Beside him sat Agent Erik Vick, code name Viking, a broad-shouldered, stocky man with a shock of chestnut brown hair and a wiry beard. He, too, could easily be mistaken for an insurgent and had spent the past three years working the Afghanistan-Pakistan border and the tri-border area to the west.

And the third man, well — Mitchell could barely breathe, and a dull ache came into his eyes. It was Rutang, all right, his old friend who had gotten back on the horse, deployed to Afghanistan, and been making a new name for himself for the past couple of years as a top-notch Special Forces medic. The last time Mitchell had seen him was at his promotion party.
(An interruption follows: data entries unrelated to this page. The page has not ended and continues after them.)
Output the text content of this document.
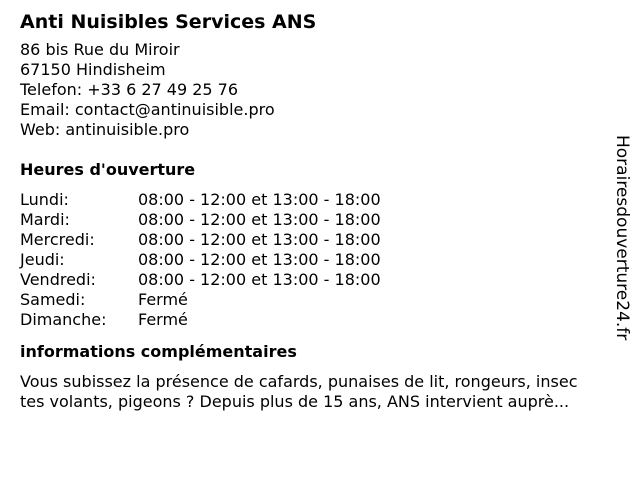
Anti Nuisibles Services ANS
86 bis Rue du Miroir
67150 Hindisheim
Telefon: +33 6 27 49 25 76
Email: contact@antinuisible.pro
Web: antinuisible.pro
Heures d'ouverture
Lundi:	08:00 - 12:00 et 13:00 - 18:00
Mardi:	08:00 - 12:00 et 13:00 - 18:00
Mercredi:	08:00 - 12:00 et 13:00 - 18:00
Jeudi:	08:00 - 12:00 et 13:00 - 18:00
Vendredi:	08:00 - 12:00 et 13:00 - 18:00
Samedi:	Fermé
Dimanche:	Fermé
informations complémentaires
Vous subissez la présence de cafards, punaises de lit, rongeurs, insec
tes volants, pigeons ? Depuis plus de 15 ans, ANS intervient auprè...
Horairesdouverture24.fr
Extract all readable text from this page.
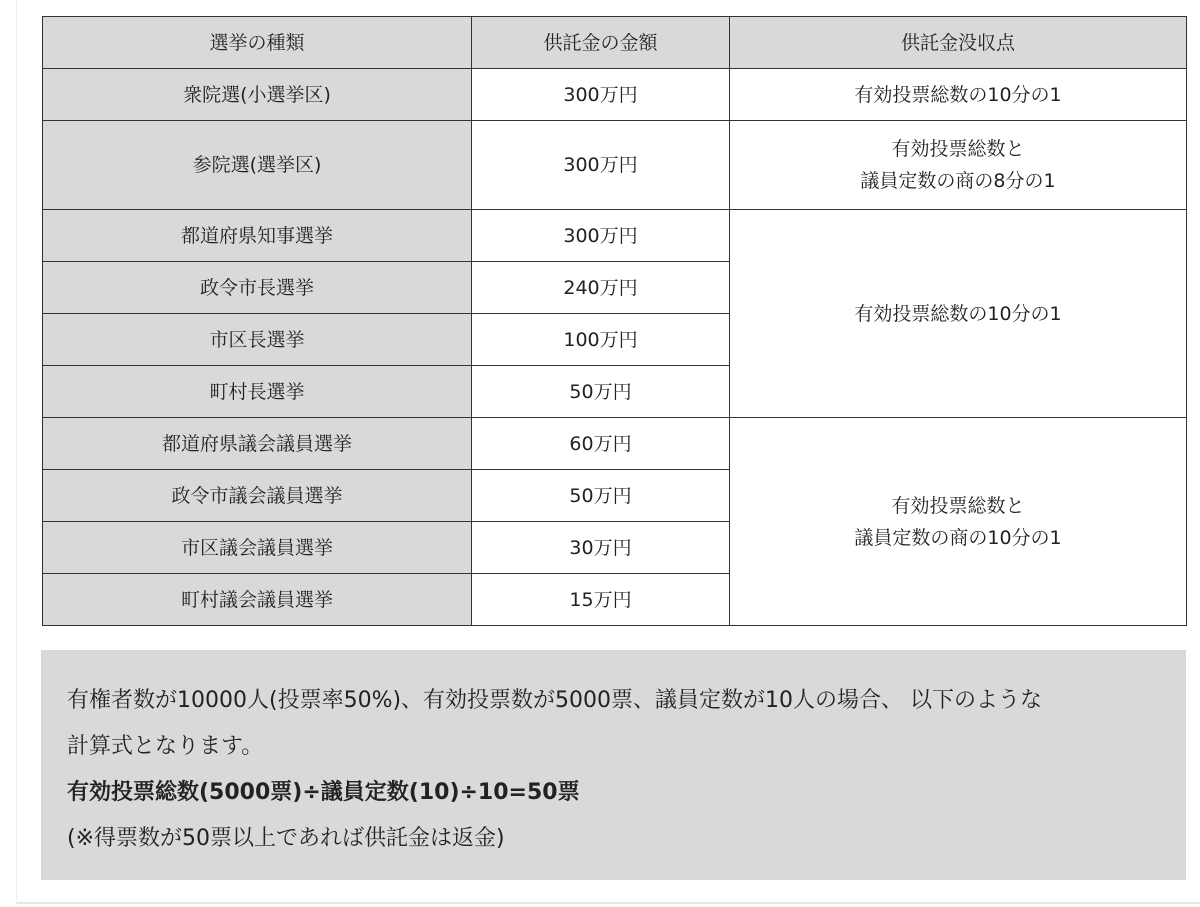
選挙の種類	供託金の金額	供託金没収点
衆院選(小選挙区)	300万円	有効投票総数の10分の1

参院選(選挙区)	300万円	有効投票総数と
議員定数の商の8分の1

都道府県知事選挙	300万円	有効投票総数の10分の1

政令市長選挙	240万円	
市区長選挙	100万円	
町村長選挙	50万円	
都道府県議会議員選挙	60万円	有効投票総数と
議員定数の商の10分の1

政令市議会議員選挙	50万円	
市区議会議員選挙	30万円	
町村議会議員選挙	15万円	

有権者数が10000人(投票率50%)、有効投票数が5000票、議員定数が10人の場合、 以下のような
計算式となります。

有効投票総数(5000票)÷議員定数(10)÷10=50票

(※得票数が50票以上であれば供託金は返金)
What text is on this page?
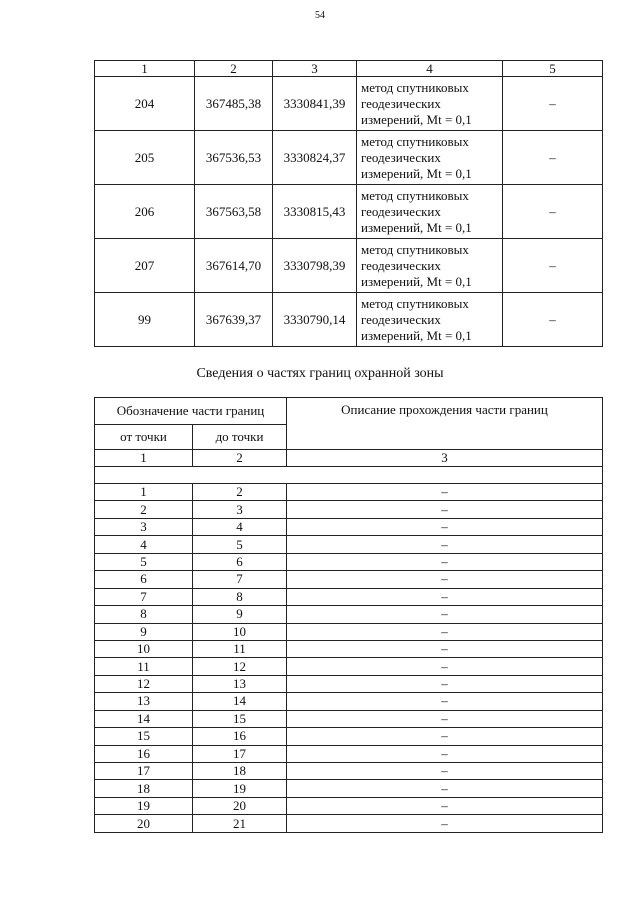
54
1	2	3	4	5
204	367485,38	3330841,39	метод спутниковых геодезических измерений, Mt = 0,1	–
205	367536,53	3330824,37	метод спутниковых геодезических измерений, Mt = 0,1	–
206	367563,58	3330815,43	метод спутниковых геодезических измерений, Mt = 0,1	–
207	367614,70	3330798,39	метод спутниковых геодезических измерений, Mt = 0,1	–
99	367639,37	3330790,14	метод спутниковых геодезических измерений, Mt = 0,1	–
Сведения о частях границ охранной зоны
Обозначение части границ		Описание прохождения части границ
от точки	до точки	
1	2	3

1	2	–
2	3	–
3	4	–
4	5	–
5	6	–
6	7	–
7	8	–
8	9	–
9	10	–
10	11	–
11	12	–
12	13	–
13	14	–
14	15	–
15	16	–
16	17	–
17	18	–
18	19	–
19	20	–
20	21	–
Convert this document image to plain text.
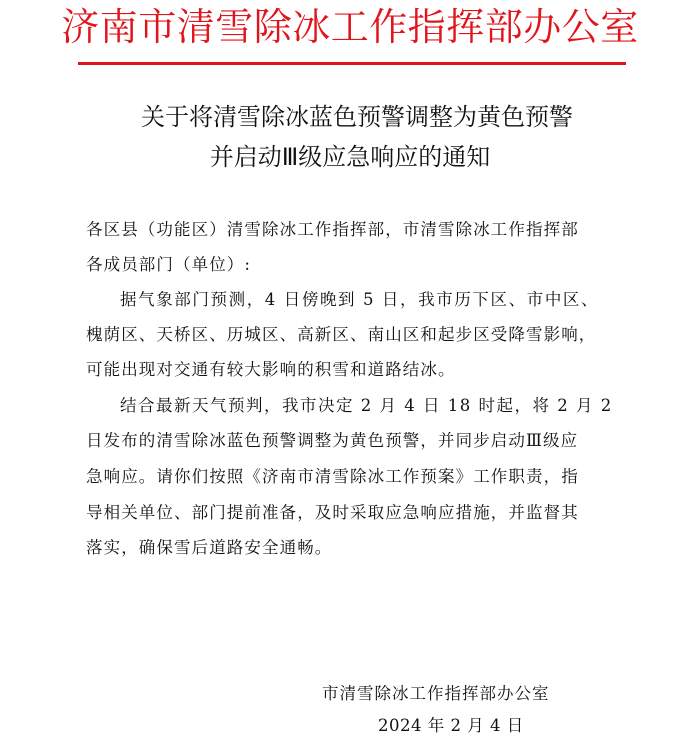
济南市清雪除冰工作指挥部办公室
关于将清雪除冰蓝色预警调整为黄色预警
并启动Ⅲ级应急响应的通知
各区县（功能区）清雪除冰工作指挥部，市清雪除冰工作指挥部
各成员部门（单位）:
据气象部门预测，4 日傍晚到 5 日，我市历下区、市中区、
槐荫区、天桥区、历城区、高新区、南山区和起步区受降雪影响，
可能出现对交通有较大影响的积雪和道路结冰。
结合最新天气预判，我市决定 2 月 4 日 18 时起，将 2 月 2
日发布的清雪除冰蓝色预警调整为黄色预警，并同步启动Ⅲ级应
急响应。请你们按照《济南市清雪除冰工作预案》工作职责，指
导相关单位、部门提前准备，及时采取应急响应措施，并监督其
落实，确保雪后道路安全通畅。
市清雪除冰工作指挥部办公室
2024 年 2 月 4 日
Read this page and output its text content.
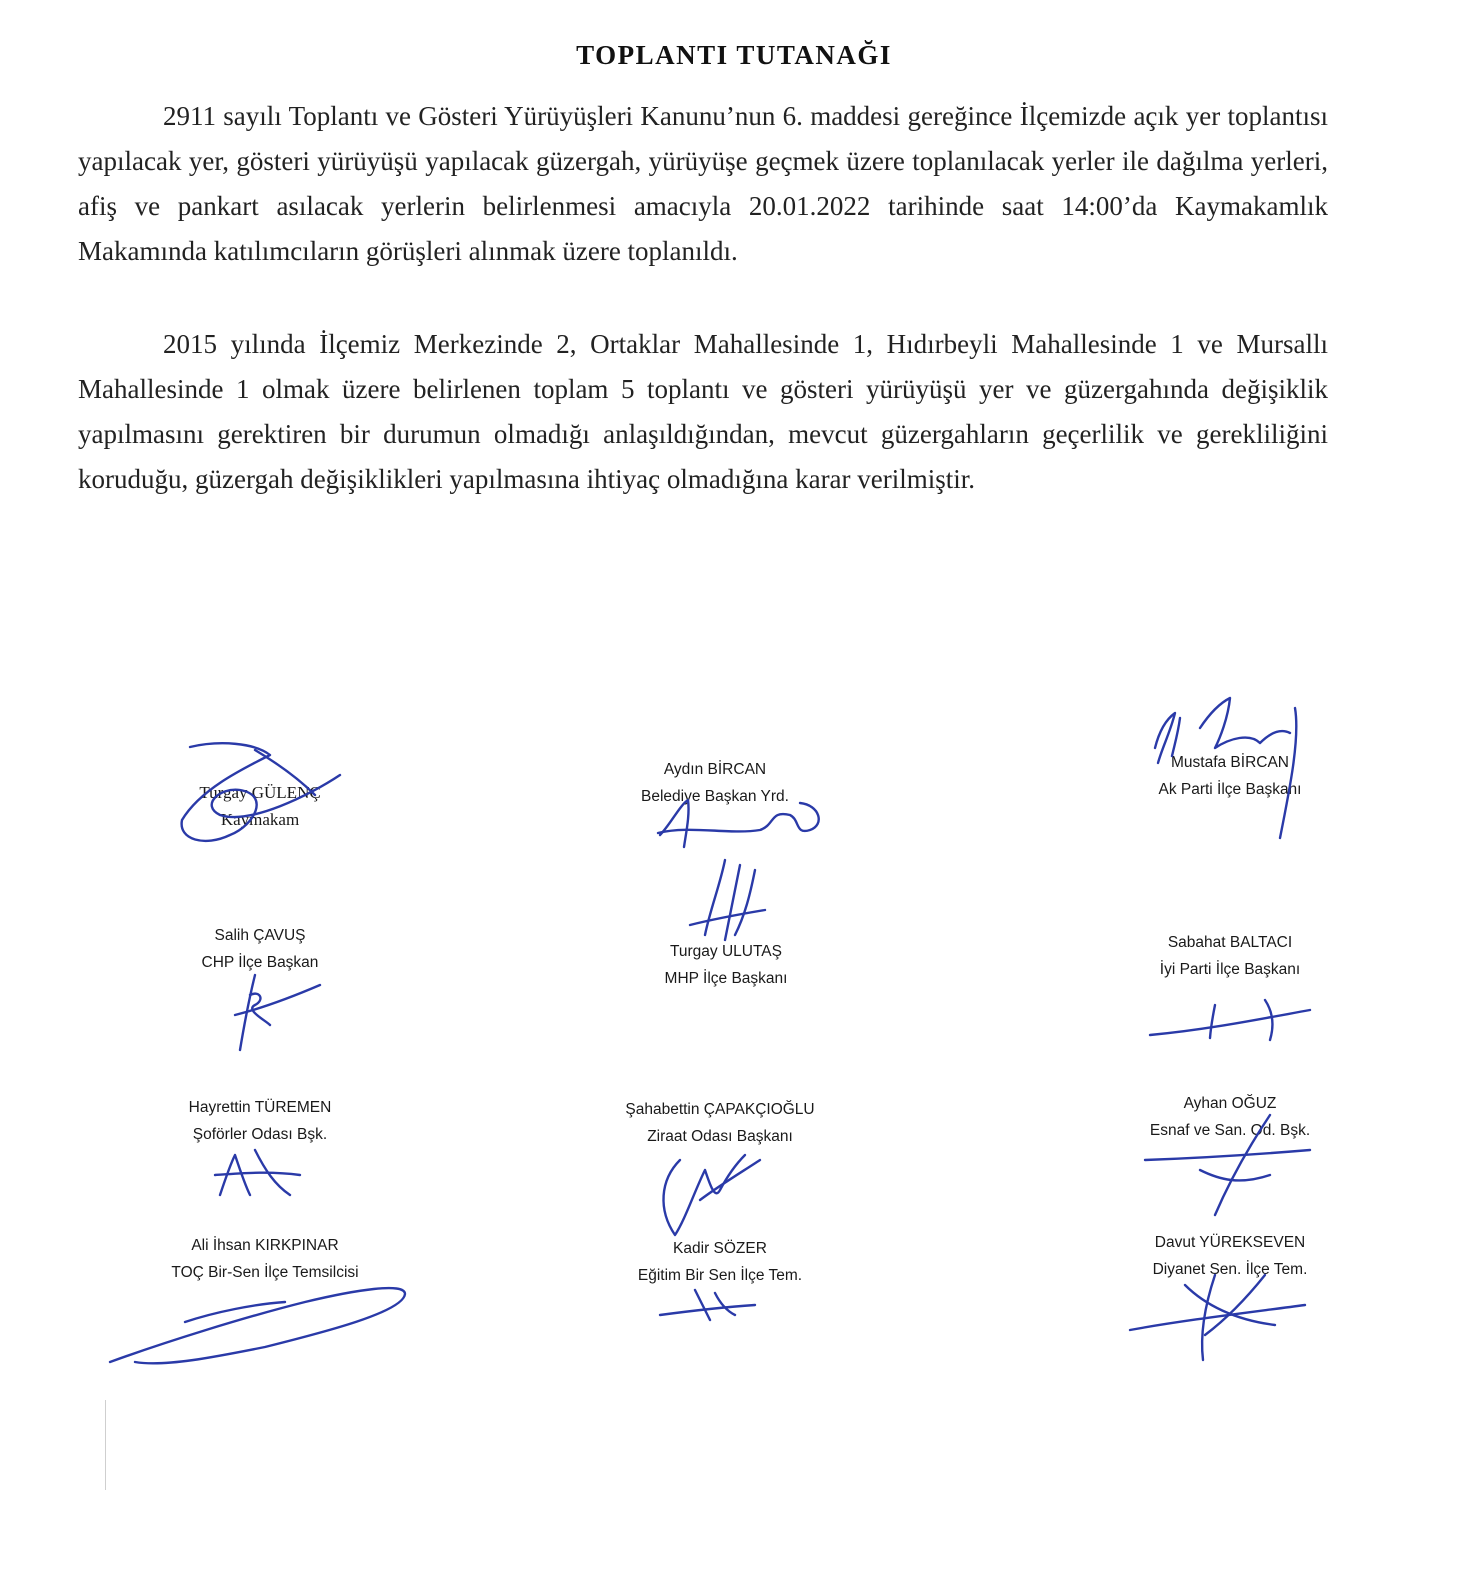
TOPLANTI TUTANAĞI
2911 sayılı Toplantı ve Gösteri Yürüyüşleri Kanunu’nun 6. maddesi gereğince İlçemizde açık yer toplantısı yapılacak yer, gösteri yürüyüşü yapılacak güzergah, yürüyüşe geçmek üzere toplanılacak yerler ile dağılma yerleri, afiş ve pankart asılacak yerlerin belirlenmesi amacıyla 20.01.2022 tarihinde saat 14:00’da Kaymakamlık Makamında katılımcıların görüşleri alınmak üzere toplanıldı.
2015 yılında İlçemiz Merkezinde 2, Ortaklar Mahallesinde 1, Hıdırbeyli Mahallesinde 1 ve Mursallı Mahallesinde 1 olmak üzere belirlenen toplam 5 toplantı ve gösteri yürüyüşü yer ve güzergahında değişiklik yapılmasını gerektiren bir durumun olmadığı anlaşıldığından, mevcut güzergahların geçerlilik ve gerekliliğini koruduğu, güzergah değişiklikleri yapılmasına ihtiyaç olmadığına karar verilmiştir.
Turgay GÜLENÇ
Kaymakam
Aydın BİRCAN
Belediye Başkan Yrd.
Mustafa BİRCAN
Ak Parti İlçe Başkanı
Salih ÇAVUŞ
CHP İlçe Başkan
Turgay ULUTAŞ
MHP İlçe Başkanı
Sabahat BALTACI
İyi Parti İlçe Başkanı
Hayrettin TÜREMEN
Şoförler Odası Bşk.
Şahabettin ÇAPAKÇIOĞLU
Ziraat Odası Başkanı
Ayhan OĞUZ
Esnaf ve San. Od. Bşk.
Ali İhsan KIRKPINAR
TOÇ Bir-Sen İlçe Temsilcisi
Kadir SÖZER
Eğitim Bir Sen İlçe Tem.
Davut YÜREKSEVEN
Diyanet Sen. İlçe Tem.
Rutang's face was mostly purple, his left eye swollen, and they'd obviously drugged all of the men to keep them docile. Mitchell's penlight revealed dilated pupils.

'Diaz, here, sir. Got another guy coming outside the center house. Better hurry.'

'Roger that. Ramirez, keep covering the door. Brown? Get in here, now.' Mitchell glanced over his shoulder as the gunner entered. 'They're cuffed. I need keys.'

'I'm on it.'

'Tang, can you hear me?'

'Who are you?' asked Saenz.

Mitchell regarded the man with a weak grin. 'We're the guys getting you out of here.' He faced Rutang once more. 'Come on, bro, you with me?'

'Scott, is that you?'

'Yeah.' Mitchell swallowed and steeled himself as Rutang began to cry. 'You're all right, Tang. Stop.' They had beaten him so thoroughly that Mitchell feared picking him up.

'Keys,' said Brown, after wrenching them from the nearest insurgent's pocket. He crossed around the bed and began opening Saenz's cuffs. Then he worked on Vick's.

'Captain,' called Diaz. 'The guy outside is moving around the back. He'll spot the bodies. I have a shot.'

'Take it!'

Rutang cleared his throat. 'Scott, I let everybody down again.'

'No. The cache was blown. You stayed alive.'

Three days ago Rutang's ODA team had been tasked with entering Waziristan based upon intel provided by Saenz and Vick. A pair of arms dealers with Chinese connections had arrived with a massive shipment of Chinese- made small arms, and the team's mission had been to kill the dealers and destroy the cache before it was delivered to the Taliban insurgents. Those small arms would undoubtedly be smuggled across the border into Afghanistan and could even reach Iran and Iraq. Those arms would no doubt be used against American and coalition forces in the region.

Part of a split team operation, Rutang and the rest of his six-man group, along with the two CIA agents, had served as the outer cordon, providing security and overwatch while the other six moved into the small village to take out the dealers and blow the cache.